The Swish activation function serves as a drop-in replacement for the ReLU activation in both convolutional neural network (CNN) layers and fully connected layers, requiring minimal modifications to existing architectures due to its similar output behavior for positive inputs while introducing subtle improvements for negative ones.[4] This seamless integration allows practitioners to substitute Swish directly into pre-trained models or during training to potentially enhance performance without altering the overall network structure.[4] Implementation of Swish is readily available in major deep learning frameworks, facilitating its adoption. In TensorFlow, it is provided via tf.nn.swish or tf.nn.silu, which computes $ x \cdot \sigma(x) $ where $ \sigma $ is the sigmoid function.[7] In PyTorch, the equivalent is torch.nn.SiLU, also known as Swish with a fixed $ \beta = 1 $, applying the same element-wise operation. In deep neural networks, Swish offers advantages through improved gradient propagation, as its derivative remains non-zero even for negative inputs, enabling small gradients to flow backward and mitigating issues like vanishing gradients in deeper layers.[4] This property supports smoother optimization and faster convergence compared to activations that fully suppress negative signals. Specific applications include its use in vision models such as EfficientNet, where Swish replaces ReLU across convolutional blocks to boost accuracy and efficiency in image classification tasks.[8] Additionally, Swish has been incorporated into transformer architectures, particularly in feed-forward network layers, to enhance training dynamics and model performance in sequence modeling.

Empirical Performance

In the original study introducing Swish, experiments on CIFAR-10 and CIFAR-100 datasets using ResNet architectures demonstrated accuracy improvements of approximately 0.9% over ReLU, with Swish achieving 95.5% on CIFAR-10 (Wide ResNet-28-10) and 83.9% on CIFAR-100 (DenseNet-100-12).[4] On ImageNet, Swish yielded gains of 0.9% to 1.4% top-1 accuracy in Mobile NASNet-A models and 0.6% in Inception-ResNet-v2 compared to ReLU.[4] Subsequent research has confirmed Swish's advantages in vision tasks, particularly in efficient architectures like MobileNet variants, where its adoption (or approximations like h-Swish in MobileNetV3) led to top-1 accuracy improvements of 0.5% to 1.0% on ImageNet while maintaining low latency on mobile devices.
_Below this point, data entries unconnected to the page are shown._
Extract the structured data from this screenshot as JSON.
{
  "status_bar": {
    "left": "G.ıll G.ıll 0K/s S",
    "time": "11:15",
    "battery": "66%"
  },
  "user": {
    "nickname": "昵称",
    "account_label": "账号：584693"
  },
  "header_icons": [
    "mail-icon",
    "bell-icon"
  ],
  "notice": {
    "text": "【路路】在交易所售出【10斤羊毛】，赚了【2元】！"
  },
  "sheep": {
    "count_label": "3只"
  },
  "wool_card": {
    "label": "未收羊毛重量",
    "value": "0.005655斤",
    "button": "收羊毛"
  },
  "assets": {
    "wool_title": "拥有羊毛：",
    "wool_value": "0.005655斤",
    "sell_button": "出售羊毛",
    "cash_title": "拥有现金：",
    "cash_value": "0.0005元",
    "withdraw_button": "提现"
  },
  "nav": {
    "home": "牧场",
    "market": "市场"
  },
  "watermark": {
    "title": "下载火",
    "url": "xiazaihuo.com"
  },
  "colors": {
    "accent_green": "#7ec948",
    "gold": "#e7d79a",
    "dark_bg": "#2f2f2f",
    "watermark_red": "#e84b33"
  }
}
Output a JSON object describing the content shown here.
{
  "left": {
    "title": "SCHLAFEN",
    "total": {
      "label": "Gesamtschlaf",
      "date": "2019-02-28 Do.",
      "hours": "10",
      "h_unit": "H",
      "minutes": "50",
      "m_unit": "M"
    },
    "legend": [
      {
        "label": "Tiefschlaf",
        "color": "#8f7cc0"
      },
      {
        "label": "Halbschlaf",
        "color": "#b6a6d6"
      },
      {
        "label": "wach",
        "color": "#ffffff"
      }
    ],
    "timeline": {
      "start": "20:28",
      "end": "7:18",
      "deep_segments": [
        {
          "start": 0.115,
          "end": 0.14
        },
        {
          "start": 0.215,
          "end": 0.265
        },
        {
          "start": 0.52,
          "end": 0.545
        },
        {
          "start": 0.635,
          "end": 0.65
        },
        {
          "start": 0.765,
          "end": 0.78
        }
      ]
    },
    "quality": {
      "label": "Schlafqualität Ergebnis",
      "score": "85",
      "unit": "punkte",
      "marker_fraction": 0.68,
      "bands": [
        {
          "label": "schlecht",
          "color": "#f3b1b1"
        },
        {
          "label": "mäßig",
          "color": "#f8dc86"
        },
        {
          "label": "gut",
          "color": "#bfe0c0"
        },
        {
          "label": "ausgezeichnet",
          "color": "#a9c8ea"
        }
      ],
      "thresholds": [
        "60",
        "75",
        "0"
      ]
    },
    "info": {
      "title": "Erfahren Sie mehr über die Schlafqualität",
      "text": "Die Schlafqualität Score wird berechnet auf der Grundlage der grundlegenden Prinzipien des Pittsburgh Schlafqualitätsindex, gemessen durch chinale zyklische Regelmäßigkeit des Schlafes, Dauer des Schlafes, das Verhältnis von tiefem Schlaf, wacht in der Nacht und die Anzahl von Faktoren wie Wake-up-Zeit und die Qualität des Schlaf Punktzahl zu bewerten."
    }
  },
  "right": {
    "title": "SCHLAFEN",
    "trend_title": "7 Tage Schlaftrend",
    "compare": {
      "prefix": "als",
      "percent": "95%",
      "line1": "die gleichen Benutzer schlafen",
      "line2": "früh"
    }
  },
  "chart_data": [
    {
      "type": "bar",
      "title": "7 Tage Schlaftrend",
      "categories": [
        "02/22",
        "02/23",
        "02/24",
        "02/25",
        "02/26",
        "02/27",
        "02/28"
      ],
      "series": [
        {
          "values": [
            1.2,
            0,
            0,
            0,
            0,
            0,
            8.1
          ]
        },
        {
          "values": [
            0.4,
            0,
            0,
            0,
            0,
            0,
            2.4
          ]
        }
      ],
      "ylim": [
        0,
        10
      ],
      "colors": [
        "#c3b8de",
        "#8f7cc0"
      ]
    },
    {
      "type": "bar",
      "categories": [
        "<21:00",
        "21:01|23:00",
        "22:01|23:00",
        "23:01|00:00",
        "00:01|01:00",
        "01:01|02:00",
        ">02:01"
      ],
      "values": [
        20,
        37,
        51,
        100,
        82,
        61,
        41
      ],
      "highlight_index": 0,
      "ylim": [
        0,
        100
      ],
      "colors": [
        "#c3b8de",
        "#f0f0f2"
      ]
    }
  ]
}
In natural language processing, evaluations across tasks such as sentiment analysis and question classification showed Swish outperforming ReLU by 1-3 percentage points in F1 scores on datasets like MR and TREC when integrated into recurrent and convolutional models, though it was sometimes surpassed in stability by other functions like penalized tanh.[9] Despite these benefits, Swish incurs a modestly higher computational cost than ReLU—approximately 10-20% more FLOPs per layer owing to the sigmoid computation—but this is often mitigated by faster convergence, reducing overall training time by 5-15% in deep networks. Post-2020 studies on large-scale Vision Transformers (ViTs) have further validated its efficacy in hybrid CNN-Transformer models for tasks like medical imaging and land-use classification as of 2025, enhancing performance without significant overhead.